In 2005, he helped form the Open Internet Coalition, representing a variety of Internet businesses, including Google, eBay, Amazon.com, Skype and YouTube. Erickson has focused primarily on the net neutrality issues and rules for the coalition.
Six years ago, Erickson and his colleague Niels Holch opened up their own practice. While Erickson focuses much of his time on Internet and technology issues, both he and Holch also have built their business with their expertise in another area: Native American issues. Erickson said that, as a new lawyer, he had represented the business efforts of Indian tribes when they were struggling to find a way out of poverty. He has since represented the Confederated Tribes of Grand Ronde (Oregon) on off-reservation gaming issues, the United Auburn Indian Community (California) on Internet gaming issues, and the Oneida Nation of Indiana on gaming issues, law enforcement, health and housing issues.

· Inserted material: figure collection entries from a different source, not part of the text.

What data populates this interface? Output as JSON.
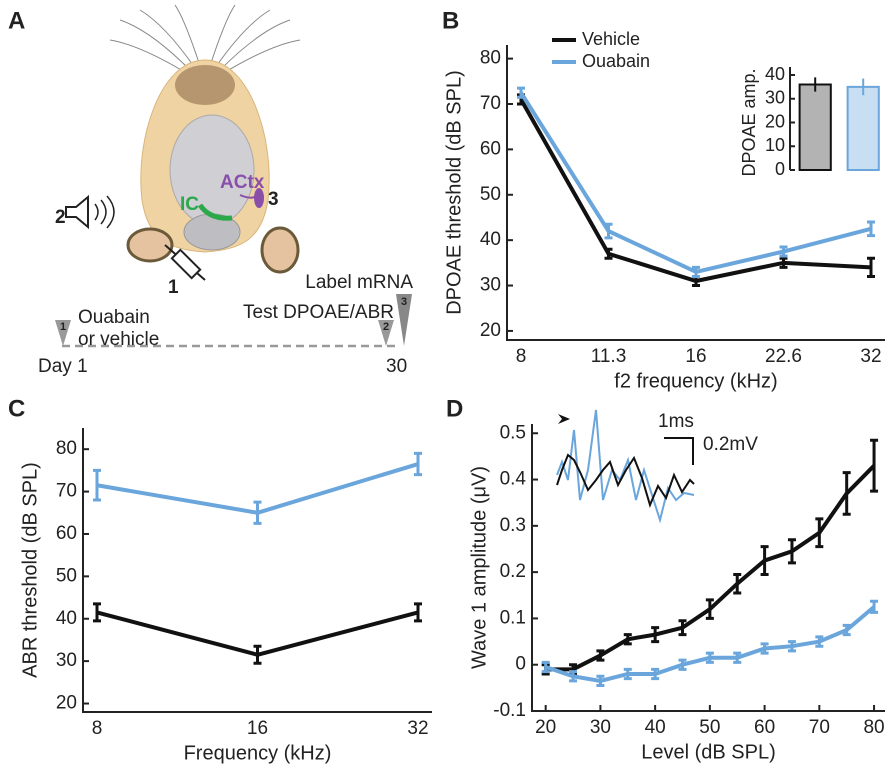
{
  "panels": [
    "A",
    "B",
    "C",
    "D"
  ],
  "diagram": {
    "labels": {
      "actx": "ACtx",
      "ic": "IC",
      "step3": "3",
      "step2": "2",
      "step1": "1"
    },
    "timeline": {
      "label_mrna": "Label mRNA",
      "test": "Test DPOAE/ABR",
      "ouabain": "Ouabain",
      "vehicle": "or vehicle",
      "start": "Day 1",
      "end": "30",
      "markers": [
        "1",
        "2",
        "3"
      ]
    }
  },
  "chart_data": [
    {
      "type": "line",
      "xlabel": "f2 frequency (kHz)",
      "ylabel": "DPOAE threshold (dB SPL)",
      "categories": [
        "8",
        "11.3",
        "16",
        "22.6",
        "32"
      ],
      "ylim": [
        18,
        83
      ],
      "yticks": [
        20,
        30,
        40,
        50,
        60,
        70,
        80
      ],
      "legend": "upper left",
      "series": [
        {
          "name": "Vehicle",
          "color": "#111111",
          "values": [
            71,
            37,
            31,
            35,
            34
          ],
          "errors": [
            1,
            1,
            1,
            1,
            2
          ]
        },
        {
          "name": "Ouabain",
          "color": "#6aa6dc",
          "values": [
            72.5,
            42,
            33,
            37.5,
            42.5
          ],
          "errors": [
            1,
            1.5,
            1,
            1,
            1.5
          ]
        }
      ]
    },
    {
      "type": "bar",
      "ylabel": "DPOAE amp.",
      "ylim": [
        0,
        40
      ],
      "yticks": [
        0,
        10,
        20,
        30,
        40
      ],
      "values": [
        36,
        35
      ],
      "errors": [
        3,
        3.5
      ],
      "colors": [
        "#b3b3b3",
        "#c8def2"
      ],
      "edge_colors": [
        "#111111",
        "#6aa6dc"
      ]
    },
    {
      "type": "line",
      "xlabel": "Frequency (kHz)",
      "ylabel": "ABR threshold (dB SPL)",
      "categories": [
        "8",
        "16",
        "32"
      ],
      "ylim": [
        18,
        85
      ],
      "yticks": [
        20,
        30,
        40,
        50,
        60,
        70,
        80
      ],
      "series": [
        {
          "color": "#6aa6dc",
          "values": [
            71.5,
            65,
            76.5
          ],
          "errors": [
            3.5,
            2.5,
            2.5
          ]
        },
        {
          "color": "#111111",
          "values": [
            41.5,
            31.5,
            41.5
          ],
          "errors": [
            2,
            2,
            2
          ]
        }
      ]
    },
    {
      "type": "line",
      "xlabel": "Level (dB SPL)",
      "ylabel": "Wave 1 amplitude (μV)",
      "x": [
        20,
        25,
        30,
        35,
        40,
        45,
        50,
        55,
        60,
        65,
        70,
        75,
        80
      ],
      "xlim": [
        17.5,
        82
      ],
      "xticks": [
        20,
        30,
        40,
        50,
        60,
        70,
        80
      ],
      "ylim": [
        -0.1,
        0.52
      ],
      "yticks": [
        -0.1,
        0,
        0.1,
        0.2,
        0.3,
        0.4,
        0.5
      ],
      "scale_bar": {
        "time": "1ms",
        "amplitude": "0.2mV"
      },
      "series": [
        {
          "color": "#111111",
          "values": [
            -0.01,
            -0.01,
            0.02,
            0.055,
            0.065,
            0.08,
            0.12,
            0.175,
            0.225,
            0.245,
            0.285,
            0.37,
            0.43
          ],
          "errors": [
            0.01,
            0.01,
            0.01,
            0.01,
            0.015,
            0.015,
            0.02,
            0.02,
            0.03,
            0.025,
            0.03,
            0.045,
            0.055
          ]
        },
        {
          "color": "#6aa6dc",
          "values": [
            -0.005,
            -0.025,
            -0.035,
            -0.02,
            -0.02,
            0,
            0.015,
            0.015,
            0.035,
            0.04,
            0.05,
            0.075,
            0.125
          ],
          "errors": [
            0.01,
            0.01,
            0.01,
            0.01,
            0.01,
            0.01,
            0.01,
            0.01,
            0.01,
            0.01,
            0.01,
            0.01,
            0.012
          ]
        }
      ]
    }
  ]
}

Erickson said, over the years, he has seen Indian tribes successfully pull themselves from poverty “to become very successful entrepreneurs.” The Oneida Nation of Indians opened its first gambling casino, Turning Stone, in 1993 and soon became wealthy operating gambling businesses around the state. It now is the third-largest employer in the 16 counties that comprise Central New York, behind Cornell University and the State University Health System, according to the Albany, N.Y. Times Union. In 2006, Oneida Nation paid Erickson $440,000 to lobby on Indian gaming legislation, according to First Street data.
The two seemingly divergent areas of interests — Internet business and Native American issues — have a commonality only in that they require him to maintain an expertise on narrow areas of law that are complicated and challenging, he said.
Erickson has lobbied a variety of other interests as well. In 2008, he represented Puerto Rico Industrial Development Corporation to lobby on a bill to amend the Internal Revenue Code to make Puerto Rico residents eligible for the earned income tax credit. The corporation paid Erickson $200,000 that year.
Erickson’s partner Holch also lobbies on such issues as securities regulations and energy and environmental concerns. Holch holds some connections to Capitol Hill, having formerly served as chief of staff and legislative director to Sen. Mitch McConnell, R-Kentucky, now Senate minority leader. And recently Erickson has come to rely on another addition to the firm and a new “revolving door” lobbyist — Erik Stallman, who until January 2011 served as chief technology counsel to House Minority Leader and former Speaker Nancy Pelosi, D-Calif.